We use a ‘theory-building’ research approach (Dul and Hak, 2007), following the method proposed by Bank et al. (2017). We also agree with Flyvbjerg (2006: 242) ; he argues that a discipline without a large number of thoroughly executed case studies is a discipline without systematic production of exemplars, and that a discipline without exemplars is an ineffective one. In social science, a greater number of good case studies could help remedy this situation.
The article is organized as follows. Following a review of the literature on co-developing models of technology transfer, we discuss the methodology used and the data collection. We then present our results and formulate propositions in the light of them. In the final section, we summarize our conclusions, discuss the implications and set out the limitations of the study.
Literature review: Towards a perspective on co-development
There have been numerous studies of demand-pull and technology-push models for technology transfer, while the literature on PoC models is still in the development stage and relevant papers are, therefore, relatively sparse. From Thursby et al. (2001) onward, a few studies have focused on the topic. Gulbranson and Audretsch (2008: 250) define the PoCC as ‘an institution devoted towards facilitating the spillover and commercialization of university research’. Leyden and Link (2015: 84) quote Gulbranson and Audretsch and add that ‘PoCCs seem to be taking aim at improving the transfer and development of technologies derived from public R&D funding, especially from universities and public laboratories’. According to Rasmussen and Sorheim (2012: 671), ‘PoCs are models that reduce the technological uncertainty of the projects at an early stage by supporting technology verification’. Bradley et al. (2013: 3) define the PoCC as a collection of services to improve the dissemination and commercialization of new knowledge from universities in order to spur economic development and job growth. A more narrow perspective might simply view PoCCs as an investment by a university or universities for improved technology transfer. an organization working within or in association with the university, to provide funding, mentoring, and education, in a customizable support to PoC activities in TC, i.e. the development and verification of a commercial concept, the identification of an appropriate target market, and the development of additional required protectable IP. a collection of services to improve the dissemination and commercialization of new knowledge from universities to industry.

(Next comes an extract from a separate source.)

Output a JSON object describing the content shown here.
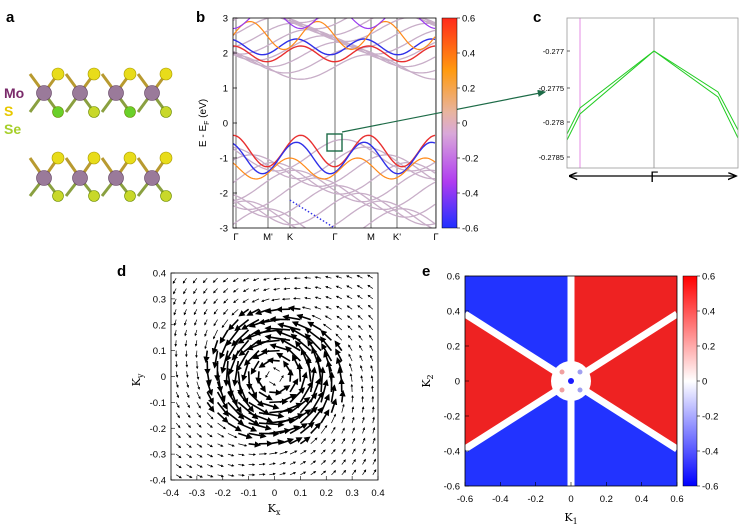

PoCCs seek to address many of the challenges associated with commercializing university technology, including lack of access to resources, services, and networks that support the development of university start ups.
So, an analysis of recent literature on technology transfer and international managerial practice indicates that the PoC model (belonging to the typology of co-development models) aims to bring together research and industrial partners from the very early stages of research through to the marketing phase in order to generate a process of collaboration between technological skills and market expertise. The challenge is to accelerate the transformation of research results into successful industrial application by directing research towards the real needs of the market. The PoC model, in fact, aims to promote the matching of the needs of the research system and firms to facilitate the fulfilment of both simultaneously.
The novelty of the PoC model in relation to the traditional technology-push and demand-pull models lies in the timing of the matching process and in the flow of knowledge between the research and business partners. If we consider the innovation process, the phases are the following: basic research, applied research, development, engineering and launch in the market. Technology-push and demand-pull models are characterized by matching between the research and industrial systems in the more advanced stages of the innovation process (mainly development and engineering). In these models, the researcher proposes a well-defined technology (e.g. a prototype or patent), while firms ask for a very specific innovation need to be satisfied in a very short time. The matching should be rapid, with no opportunity to modify or adapt the predefined technology. Knowledge sharing is unidirectional, from the research system to the industrial system.
In co-development models, the matching between research and industrial systems occurs in the early stages of the innovation process (mainly basic and applied research). In these models, the researcher proposes a concept or a research result, while firms ask for a very specific innovation need to be satisfied in a highly customized way. The development process is based on a multidirectional flow of knowledge among the partners that creates a kind of leverage knowledge effect. The researchers offer technological and scientific knowledge, while the industrial partners offer marketing knowledge and strategic knowledge to orient the development of frontier technologies towards real customer needs (Figure 1).

Technology transfer models. Source: Authors’ elaboration.
The aim of this study is to explore the main drivers that facilitate the collaboration of researchers and industrial partners from those early stages of the innovation process.
Empirical analysis
Method and data
We focus on an exploratory case study (although almost exclusively descriptive) in order to obtain a better understanding of the object of study: the co-development technology transfer process. This is a phenomenon recently observed and still poorly understood (Yin, 2003).
As already noted, the PoCN is the first experience of a co-development technology transfer process in Italy. It is also the first co-development programme to be financed by the Italian Government and is in line with the key objectives of Europe 2020. In this context, we should be able to identify important issues in co-development, even through the study of a single case (Eisenhardt, 1989; Yin, 2003). The theory-building approach was used to highlight such issues on the basis of evidence drawn from observation of instances of the object of study (Dul and Hak, 2007). We use the case study method, in fact, because we wish to explore new areas with a limited theoretical background and to answer ‘how’ questions (Kohn, 1997). We are aware of the potential shortcomings of using a single case study, but it is important to note that this methodological approach is common in social science. Our research design followed the steps recommended by Yin (2003). Qualitative data were collected during September and December 2015, using semi-structured interviews followed by a complementary literature review addressing the co-development ecosystem.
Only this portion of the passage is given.